First things first, it’s great to see Om Puri one last time. Puri was one of the very finest actors our country ever produced, and Kabir Khan’s Tubelight marks his last filmed performance. Sure, he looks like he’s walked straight off the logo for Kentucky Fried Chicken, and is given trite platitudes to mouth instead of actual dialogue, but it’s still wonderful to watch him chew on watermelon and tell us how faith can move mountains. In fact, say I, we should all be grateful to Khan and Tubelight for illustrating to us just how true it is that dear Mr Puri is, indeed, now in a better place.
In Hindi movies, every Khan has his day. Kabir’s came two years ago with the emotionally impactful and highly effective Bajrangi Bhaijaan, which I enjoyed thoroughly. This time, it’s Sohail Khan’s turn, and he gets to outshine his celebrated brother simply by keeping a straight face. Tubelight is a Salman Khan film that kept me longing to have Sohail back on screen, and those are words I’d never thought I’d type.
As with war, any escape is valid, you see. Tubelight is a remake of a 2015 American release called Little Boy, a film which sounds obnoxiously manipulative to begin with, and – going by synopses – the Hindi rendition seems slavishly faithful. Well, as faithful as it can be considering it stars a man 40 years too old to play the lead.
Little Boy is about an eight year old child coming to grips with the futility of war, indulged by townsfolk to believe in his own magic. A child who lives on mollycoddling and affirmation? It’s not hard to see why Kabir would cast this particular actor, though it is intensely problematic that the Salman Khan public relations initiative is plumbing such shameless depths. The message being sent out with this film is: poor little superstar who doesn’t know better.
There might be something to that. Salman hasn’t had to actually act for a while now, though he has been making more of an effort in Kabir’s films. With this one, alas, he goes “full retard” as Robert Downey Jr dismissively scoffed in Tropic Thunder. While Khan could hardly be expected to pull off a Forrest Gump, what we get here is even worse than Koi Mil Gaya: Tubelight is the story of a developmentally disabled man whose superpower is making constipated sounds.
Set in September 1962, the film is about Laxman Singh Bisht (Salman) whose brother Bharat (Sohail) has gone across the border to fight in the Indo-Chinese war. Here, period authenticity and detailing basically equals to everyone wearing sweater-vests. The film is set in a small, fictional hamlet, where Laxman is loved and laughed at in equal measure, until one day a travelling magician (who also appears to moonlight as a motivational speaker) uses him in a trick and shows him he can move a bottle with his mind.
This leads to Salman trying to move mountains and stop wars by sticking his arms out and grunting earnestly, over and over. These are supposed to be emotionally hardcore scenes depicting naive wholesomeness and a good heart. They come across unbearably farcical, crippled by what is possibly the worst performance of Salman’s chequered career. Tubelight means well, an anti-war movie that illustrates the pointlessness of battle and the importance of not actively hating those you are at war with, and while its simplistic message is timely and admirable, the film is rendered unwatchable because of the leading man.Kabir has always been good with war sequences, but while the ones in this film are mounted on an impressive scale and efficiently shot, the choreography is baffling. A row of soldiers stands in position, and when enemies open fire, they all fall to the ground, shot in the right shoulder at the exact same time.

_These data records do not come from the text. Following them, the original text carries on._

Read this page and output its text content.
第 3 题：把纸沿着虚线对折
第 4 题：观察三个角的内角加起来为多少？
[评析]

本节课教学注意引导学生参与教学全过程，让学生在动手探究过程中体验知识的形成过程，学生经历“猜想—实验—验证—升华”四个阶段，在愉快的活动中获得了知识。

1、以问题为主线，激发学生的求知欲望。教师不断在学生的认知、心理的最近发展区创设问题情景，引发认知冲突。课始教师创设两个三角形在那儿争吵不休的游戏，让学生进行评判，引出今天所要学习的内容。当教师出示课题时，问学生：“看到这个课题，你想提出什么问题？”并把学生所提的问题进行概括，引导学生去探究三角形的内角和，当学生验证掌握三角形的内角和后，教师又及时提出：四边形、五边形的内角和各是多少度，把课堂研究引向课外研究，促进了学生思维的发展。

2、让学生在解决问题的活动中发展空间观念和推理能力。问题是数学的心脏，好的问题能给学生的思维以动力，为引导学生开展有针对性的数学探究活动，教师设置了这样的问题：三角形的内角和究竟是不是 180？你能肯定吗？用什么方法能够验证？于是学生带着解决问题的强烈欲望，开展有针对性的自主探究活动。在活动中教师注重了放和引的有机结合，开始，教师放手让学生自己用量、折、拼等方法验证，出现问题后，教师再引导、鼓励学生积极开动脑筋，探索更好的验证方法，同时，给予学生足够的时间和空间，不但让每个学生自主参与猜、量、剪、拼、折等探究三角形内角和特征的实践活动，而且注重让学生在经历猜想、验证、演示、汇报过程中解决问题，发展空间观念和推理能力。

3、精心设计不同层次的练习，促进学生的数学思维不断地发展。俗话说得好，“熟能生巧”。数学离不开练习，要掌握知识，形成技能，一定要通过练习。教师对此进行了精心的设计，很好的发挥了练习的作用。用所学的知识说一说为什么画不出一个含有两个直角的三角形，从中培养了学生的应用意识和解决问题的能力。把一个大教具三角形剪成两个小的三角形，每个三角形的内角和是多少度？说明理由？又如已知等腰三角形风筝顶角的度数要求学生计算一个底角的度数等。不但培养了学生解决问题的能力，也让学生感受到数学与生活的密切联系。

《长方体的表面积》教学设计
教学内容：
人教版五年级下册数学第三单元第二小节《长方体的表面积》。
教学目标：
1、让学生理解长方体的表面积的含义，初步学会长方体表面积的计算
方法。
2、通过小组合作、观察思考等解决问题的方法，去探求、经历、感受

Everyone besides Salman is good here, which is again a new thing to write about a star whose screen-presence and spontaneous charisma has carried him through many a horrid film. We get fine performances from bright Chinese actress Zhu Zhu and, most memorably, moon-faced child Matin Rey Tangu, who should have swiftly replaced the lead. These two play Indians of Chinese origin, facing hostility and prejudice during the Sino-Indian conflict, and it must be emphasised how unforgivable it is to cast a Chinese actress alongside a kid from Arunachal Pradesh here, as if to say it’s all the same.
Alongside the Khan brothers who look to have been inflated with tyre-pumps, there is a strong cast, the norm at a time Indian casting directors have come good. We have the infallible Brijendra Kala smiling, possibly at the thought of his cheque, while Yashpal Sharma hams uncharacteristically hard, chewing on and repeating each line a couple of times as if to make it more palatable. Meanwhile, supporters of arthouse cinema may find it therapeutic to watch a strong thespian like Mohammad Zeeshan Ayyub wallop the megastar a few times.
Zeeshan, in fact, is particularly good as a knock-kneed meanie, but there’s only that much he is allowed to do, as this film – and everyone in it – constantly makes way. It’s the Salman Khan show, and here he is bobbing his head and widening his eyes, with all the expressiveness of a hurriedly drawn thumb-puppet.
Faith may indeed move mountains. It’s a taller ask to make the mountain act.